É certo que, diferentemente das eleições em outros países do
Cone Sul, onde ocorreram “reeleições” com números plebiscitários, o caso
brasileiro mostra um sistema político muito mais condicionado à construção de
maiorias: tudo parece indicar que, novamente, Dilma Rousseff e o PT terão que
se conjugar, em um futuro mandato, a uma governabilidade compartilhada – o que
às vezes consome certa energia de uma agenda de mudanças, mas é consequência,
definitivamente, das correlações de forças dispostas na sociedade.
Um espaço político conservador que se fecha
Nesta eleição, despede-se da vida política, tal como ele
mesmo anunciou, o ex-presidente José Sarney (1985-1990), do Partido do
Movimento Democrático Brasileiro (PMDB). Não importa tanto o nome próprio como
o fato de ficar cada vez mais claro que a competência político-partidária no
Brasil vai, lentamente, descartando uma determinada geração e modalidade de
acesso, construção e atuação política.
Com a saída de Sarney, consolida-se o declino dos setores
mais tradicionais e conservadores no exercício do poder, reciclados no sistema
democrático – Antônio Carlos Magalhães, Paulo Maluf, entre outros –, o que não
significa que estas “elites políticas” desaparecerão completamente.
Não se trata somente da saída de uma figura política
determinante, mas sim de uma tensão que vem sendo produzida nos últimos anos
entre forças políticas de uma estrutura “elitista” e, em oposição, outras
forças democráticas com vocação “antielitista”. É certo que nada se apresenta
de maneira tão clara, mas o próprio fato de existir esta tensão é algo
auspicioso; uma clivagem que nem sempre se manifesta como tal, porque as mesmas
condições de reprodução das amplas coalizões partidárias forçam a opacidade, mas
que de maneira subterrânea pode servir de registro e caracterização do panorama
brasileiro.
Não é somente o deslocamento de nomes: há uma espécie de
modernização das opiniões e formas da competência política no Brasil, com a
extinção progressiva daqueles “clãs” e fórmulas tradicionais do exercício
político. Uma “modernização” que não implica na anulação de uma forma de
compreender a totalidade social de um ponto de vista “elitista”.
De fato, a consequência desta reformulação organizativa é
uma nova dispersão da representação: como dado desta eleição presidencial, pode
ser mencionado o aumento no número de partidos com capacidade de transação e
que integram as principais coalizões (nove, no caso da coalização encabeçada
pelo PT; nove, no caso da coalizão encabeçada pelo Partido da Social Democracia
Brasileira, PSDB, e seis no caso da coalizão liderada pelo PSB). Dispersão que
herda a situação do recrutamento "elitista”. A própria “volta” vertiginosa
de Marina Silva como candidata presidencial após a morte de Campos tem
elementos de instalação mais correspondentes com os novos tempos; move-se sobre
a base de certos recursos heterogêneos móveis, mesclando diversos aspectos:
combinação de partidos pequenos, apoios intelectuais, patrocinadores de corpo
próprio como a Natura ou a família Itaú, redes sociais etc.

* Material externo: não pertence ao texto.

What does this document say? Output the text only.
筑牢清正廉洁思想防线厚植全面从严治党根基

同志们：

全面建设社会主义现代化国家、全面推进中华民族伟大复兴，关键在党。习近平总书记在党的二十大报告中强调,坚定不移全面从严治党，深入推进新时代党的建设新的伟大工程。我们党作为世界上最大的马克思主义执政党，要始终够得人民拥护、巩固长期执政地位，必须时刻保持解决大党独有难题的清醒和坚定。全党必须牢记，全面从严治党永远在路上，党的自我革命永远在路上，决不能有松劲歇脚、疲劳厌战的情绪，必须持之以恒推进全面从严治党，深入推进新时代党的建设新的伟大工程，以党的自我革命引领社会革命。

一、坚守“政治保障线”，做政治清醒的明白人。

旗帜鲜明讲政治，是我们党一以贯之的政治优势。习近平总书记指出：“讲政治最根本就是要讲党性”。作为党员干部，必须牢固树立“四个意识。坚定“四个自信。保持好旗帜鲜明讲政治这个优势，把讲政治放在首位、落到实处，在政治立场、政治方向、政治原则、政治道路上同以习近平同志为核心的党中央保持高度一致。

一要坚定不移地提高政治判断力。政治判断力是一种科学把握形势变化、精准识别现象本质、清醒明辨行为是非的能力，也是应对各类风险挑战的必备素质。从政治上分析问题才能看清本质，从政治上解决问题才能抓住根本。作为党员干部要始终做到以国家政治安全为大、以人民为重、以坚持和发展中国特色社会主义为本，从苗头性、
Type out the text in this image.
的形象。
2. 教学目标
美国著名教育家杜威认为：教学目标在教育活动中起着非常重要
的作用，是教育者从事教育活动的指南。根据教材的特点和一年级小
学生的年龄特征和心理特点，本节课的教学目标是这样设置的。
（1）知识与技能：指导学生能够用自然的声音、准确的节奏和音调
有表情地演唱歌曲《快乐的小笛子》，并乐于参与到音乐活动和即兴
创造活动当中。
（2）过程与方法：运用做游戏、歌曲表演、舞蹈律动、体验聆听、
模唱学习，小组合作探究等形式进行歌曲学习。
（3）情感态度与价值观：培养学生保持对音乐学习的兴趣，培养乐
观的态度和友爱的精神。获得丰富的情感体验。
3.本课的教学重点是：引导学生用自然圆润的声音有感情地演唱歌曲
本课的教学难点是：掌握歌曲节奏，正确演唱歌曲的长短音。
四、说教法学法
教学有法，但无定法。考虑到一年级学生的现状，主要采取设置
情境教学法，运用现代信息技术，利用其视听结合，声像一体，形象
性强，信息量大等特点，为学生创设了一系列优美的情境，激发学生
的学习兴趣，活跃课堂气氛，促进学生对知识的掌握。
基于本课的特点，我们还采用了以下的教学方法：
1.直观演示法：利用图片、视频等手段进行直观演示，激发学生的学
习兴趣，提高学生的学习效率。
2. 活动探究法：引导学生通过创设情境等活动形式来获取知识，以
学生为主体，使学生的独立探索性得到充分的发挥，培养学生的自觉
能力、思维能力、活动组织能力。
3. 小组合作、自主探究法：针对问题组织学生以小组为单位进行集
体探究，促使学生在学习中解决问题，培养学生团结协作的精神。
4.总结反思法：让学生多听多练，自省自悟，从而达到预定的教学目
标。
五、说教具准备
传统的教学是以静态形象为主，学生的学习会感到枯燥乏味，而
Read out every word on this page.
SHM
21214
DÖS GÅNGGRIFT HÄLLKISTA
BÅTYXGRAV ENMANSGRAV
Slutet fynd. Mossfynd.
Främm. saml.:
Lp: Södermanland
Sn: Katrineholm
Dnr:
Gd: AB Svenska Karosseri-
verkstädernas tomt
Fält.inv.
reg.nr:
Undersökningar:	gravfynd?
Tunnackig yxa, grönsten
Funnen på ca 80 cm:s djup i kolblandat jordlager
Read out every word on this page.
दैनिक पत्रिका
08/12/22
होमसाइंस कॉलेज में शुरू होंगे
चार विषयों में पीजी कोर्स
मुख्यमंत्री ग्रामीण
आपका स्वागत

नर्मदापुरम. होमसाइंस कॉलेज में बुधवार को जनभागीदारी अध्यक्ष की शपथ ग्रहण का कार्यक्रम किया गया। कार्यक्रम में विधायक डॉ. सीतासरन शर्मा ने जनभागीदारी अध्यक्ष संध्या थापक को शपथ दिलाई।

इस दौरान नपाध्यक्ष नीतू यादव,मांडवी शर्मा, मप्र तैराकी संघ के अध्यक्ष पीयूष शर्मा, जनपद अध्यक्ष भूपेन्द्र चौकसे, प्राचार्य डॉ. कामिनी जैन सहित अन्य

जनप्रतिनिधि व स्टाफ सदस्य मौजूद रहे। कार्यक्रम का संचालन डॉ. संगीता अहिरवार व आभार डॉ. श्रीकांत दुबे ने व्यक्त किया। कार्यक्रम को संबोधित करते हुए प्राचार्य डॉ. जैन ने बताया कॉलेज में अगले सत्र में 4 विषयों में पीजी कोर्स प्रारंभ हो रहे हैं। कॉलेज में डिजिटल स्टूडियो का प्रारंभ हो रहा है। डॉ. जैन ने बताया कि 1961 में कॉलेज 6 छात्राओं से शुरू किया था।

Um efeito da “modernização” não sempre
"antielitista" em suas posições, uma combinação ainda mais
assimilável ao candidato do PSDB. Seria até possível colocar que a candidatura
de Marina Silva é um pouco mais moderna em relação às formas tradicionais da
política em transformação, em alguns momentos, pós-moderna, com os sentidos que
querem atribuir ao termo.
Espaços políticos e ideologia
Alguns dados interessantes sobre esta questão podem ser
extraídos, tal como fizeram alguns estudos, uma análise de perfis dos 513
deputados que compõem a Câmara dos Deputados.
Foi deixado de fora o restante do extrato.